Article 5(2) & 6(2) & Probable Cause – Test 2

Provision 38 and 49 of the Preamble states that these orders should only be issued if it is necessary, proportionate, adequate and applicable to the case at hand. Article 5(2) and 6(2) reinforces that the orders shall be necessary for and proportionate to the purpose of the proceeding. While these Articles acknowledge the principles of proportionality, there is quite clearly no requisite judicial oversight bodies verifying the probable cause of the requests and mutual recognition in these cases cannot be relied upon since there is no underlying trust outside of MLATs.

Article 18 & Remedies – Test 3

Article 18 requires that any person whose data has been requested has the right to effective remedies against that order (art. 18(1)). However, the regulations go on to state that the right to effective remedies shall be exercised before a court in the issuing State (art 18(2)). Limiting the remedies to only the issuing State means that the accused will have no remedies against the enforcing State’s establishment or service provider. This leaves a dangerous lacuna where the accused cannot take action against an enforcing State who has complied with an invalid order, which can commonly happen due to fear of sanctions for non-compliance (art. 15).

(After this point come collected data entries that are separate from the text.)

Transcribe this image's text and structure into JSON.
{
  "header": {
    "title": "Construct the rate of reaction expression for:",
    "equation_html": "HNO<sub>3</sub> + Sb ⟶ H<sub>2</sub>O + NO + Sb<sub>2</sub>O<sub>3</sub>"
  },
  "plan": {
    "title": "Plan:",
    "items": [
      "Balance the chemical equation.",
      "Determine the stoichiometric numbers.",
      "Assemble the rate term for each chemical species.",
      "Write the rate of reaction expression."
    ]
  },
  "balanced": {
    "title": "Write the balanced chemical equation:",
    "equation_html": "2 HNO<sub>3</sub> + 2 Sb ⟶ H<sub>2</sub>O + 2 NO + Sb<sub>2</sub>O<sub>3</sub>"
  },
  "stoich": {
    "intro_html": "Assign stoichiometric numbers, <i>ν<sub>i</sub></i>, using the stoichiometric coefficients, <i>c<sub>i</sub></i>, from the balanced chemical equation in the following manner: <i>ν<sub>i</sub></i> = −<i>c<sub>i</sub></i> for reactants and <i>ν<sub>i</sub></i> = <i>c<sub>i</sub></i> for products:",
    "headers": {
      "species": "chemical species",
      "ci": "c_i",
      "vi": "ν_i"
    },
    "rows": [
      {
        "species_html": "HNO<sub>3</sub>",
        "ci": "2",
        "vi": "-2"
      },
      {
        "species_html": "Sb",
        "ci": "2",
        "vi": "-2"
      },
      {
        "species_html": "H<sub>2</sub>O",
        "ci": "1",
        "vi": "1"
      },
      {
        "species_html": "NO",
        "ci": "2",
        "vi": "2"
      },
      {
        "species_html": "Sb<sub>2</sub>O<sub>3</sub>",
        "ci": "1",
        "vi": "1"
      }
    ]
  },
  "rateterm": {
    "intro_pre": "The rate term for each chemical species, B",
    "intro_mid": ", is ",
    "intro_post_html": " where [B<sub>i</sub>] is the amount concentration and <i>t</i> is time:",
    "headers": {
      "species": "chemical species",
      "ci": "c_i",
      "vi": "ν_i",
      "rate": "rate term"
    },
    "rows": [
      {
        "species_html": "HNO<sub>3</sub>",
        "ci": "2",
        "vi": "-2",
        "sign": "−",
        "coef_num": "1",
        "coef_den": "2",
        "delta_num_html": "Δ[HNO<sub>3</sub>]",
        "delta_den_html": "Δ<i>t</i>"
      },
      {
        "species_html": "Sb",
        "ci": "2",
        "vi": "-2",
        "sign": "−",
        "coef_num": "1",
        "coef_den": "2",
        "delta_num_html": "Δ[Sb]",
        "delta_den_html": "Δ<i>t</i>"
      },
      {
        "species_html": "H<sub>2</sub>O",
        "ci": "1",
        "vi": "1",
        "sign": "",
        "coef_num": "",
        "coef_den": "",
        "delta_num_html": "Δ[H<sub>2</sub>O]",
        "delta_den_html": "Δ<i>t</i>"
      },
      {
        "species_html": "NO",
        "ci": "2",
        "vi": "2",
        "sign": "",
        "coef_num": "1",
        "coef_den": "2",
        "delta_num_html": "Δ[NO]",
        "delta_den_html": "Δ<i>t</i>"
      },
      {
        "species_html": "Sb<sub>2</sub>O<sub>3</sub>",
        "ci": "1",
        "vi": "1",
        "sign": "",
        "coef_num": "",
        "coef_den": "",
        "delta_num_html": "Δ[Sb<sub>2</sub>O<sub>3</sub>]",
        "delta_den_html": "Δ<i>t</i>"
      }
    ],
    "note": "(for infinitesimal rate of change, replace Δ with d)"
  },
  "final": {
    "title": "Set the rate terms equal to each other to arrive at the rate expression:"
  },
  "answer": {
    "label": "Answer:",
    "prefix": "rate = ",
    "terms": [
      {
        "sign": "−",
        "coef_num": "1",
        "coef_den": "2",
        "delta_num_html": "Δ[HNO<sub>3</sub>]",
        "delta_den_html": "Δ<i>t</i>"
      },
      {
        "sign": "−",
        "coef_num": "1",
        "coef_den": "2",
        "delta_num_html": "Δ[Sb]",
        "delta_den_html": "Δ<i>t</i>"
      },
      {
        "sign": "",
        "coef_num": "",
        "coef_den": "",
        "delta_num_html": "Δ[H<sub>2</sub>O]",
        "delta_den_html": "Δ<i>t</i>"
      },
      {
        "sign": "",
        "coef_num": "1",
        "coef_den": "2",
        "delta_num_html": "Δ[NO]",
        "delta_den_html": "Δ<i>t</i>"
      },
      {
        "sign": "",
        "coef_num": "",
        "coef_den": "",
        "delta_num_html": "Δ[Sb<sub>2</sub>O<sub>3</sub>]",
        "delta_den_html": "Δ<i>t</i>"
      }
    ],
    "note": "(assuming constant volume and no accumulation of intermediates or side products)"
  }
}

While it is clear that the E-Evidence Regulations do not have a total disregard for accused rights, the tests are not passed by 100% efficiently. There still seems to be a missing link which could be remedied by a proper oversight mechanism.

A Secret Weapon for a Foreboding Threat

Although designated legal representatives currently act as the first point of contact for issuing States and ensure compliance, an official oversight body can play an even greater role by ensuring adequate safeguards are respected before executing the requests. If all requests are filtered through this body, the aforementioned weaknesses can be mitigated. Before producing the data, the oversight body can:

  • Mandate notification to the suspect
  • Verify whether there is probably cause
  • Verify the admissibility of the evidence requested

Usually, mutual recognition enables enforcing states to bypass these checks based on mutual trust. However, since these regulations are not based on MLATs, an official oversight body can perform these essential functions.

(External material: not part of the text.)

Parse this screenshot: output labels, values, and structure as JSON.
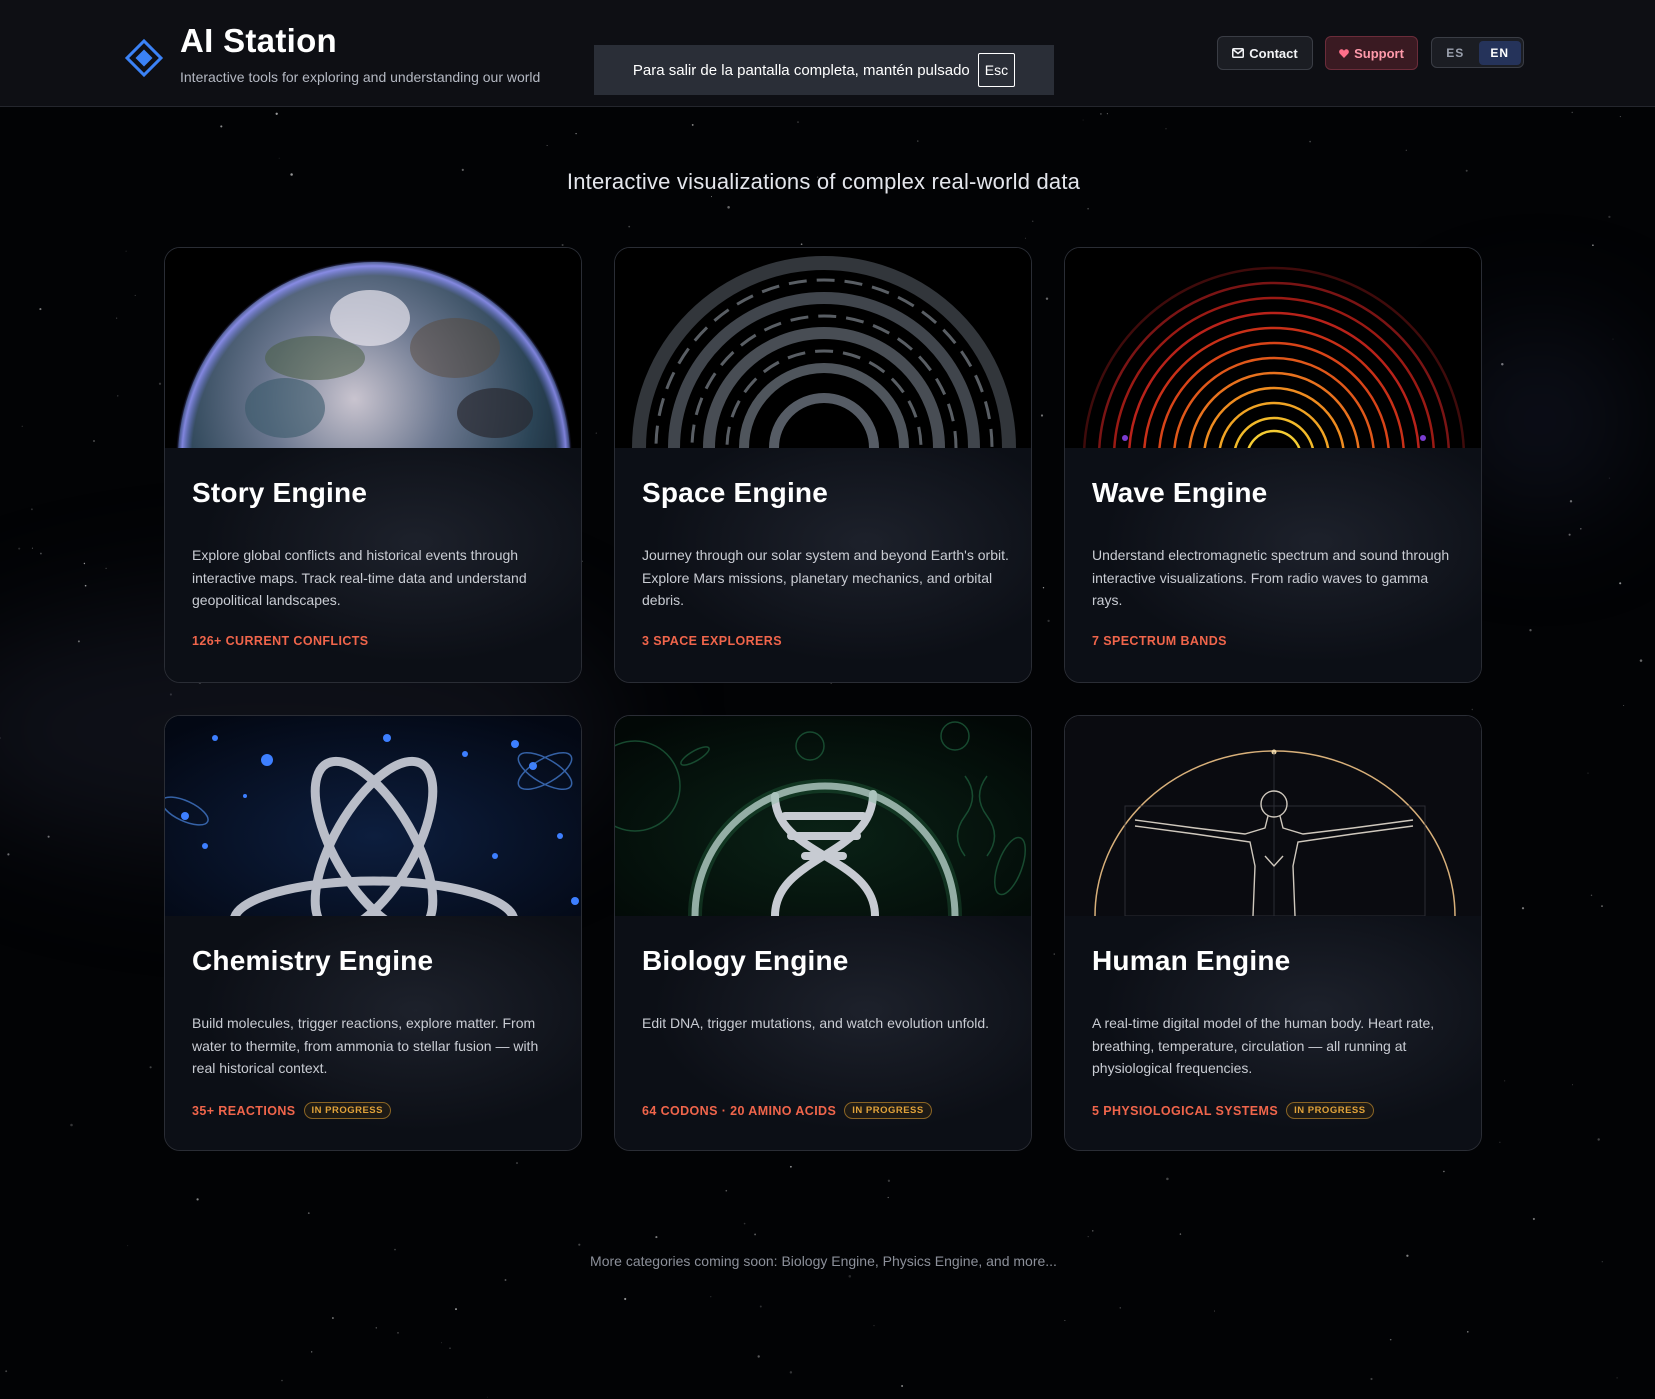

Whereas an official oversight mechanism can be the secret weapon that rescues the Regulations’ current weaknesses, it remains uncertain how effective this weapon will be in regulating the inevitable reality of AI-generated evidence. Since it is still unclear to what extent AI-generated evidence will fall within the material scope of the E-Evidence Regulation, perhaps the European Parliament should start thinking toward a more advanced regulatory framework in preparation for this foreboding threat to strike.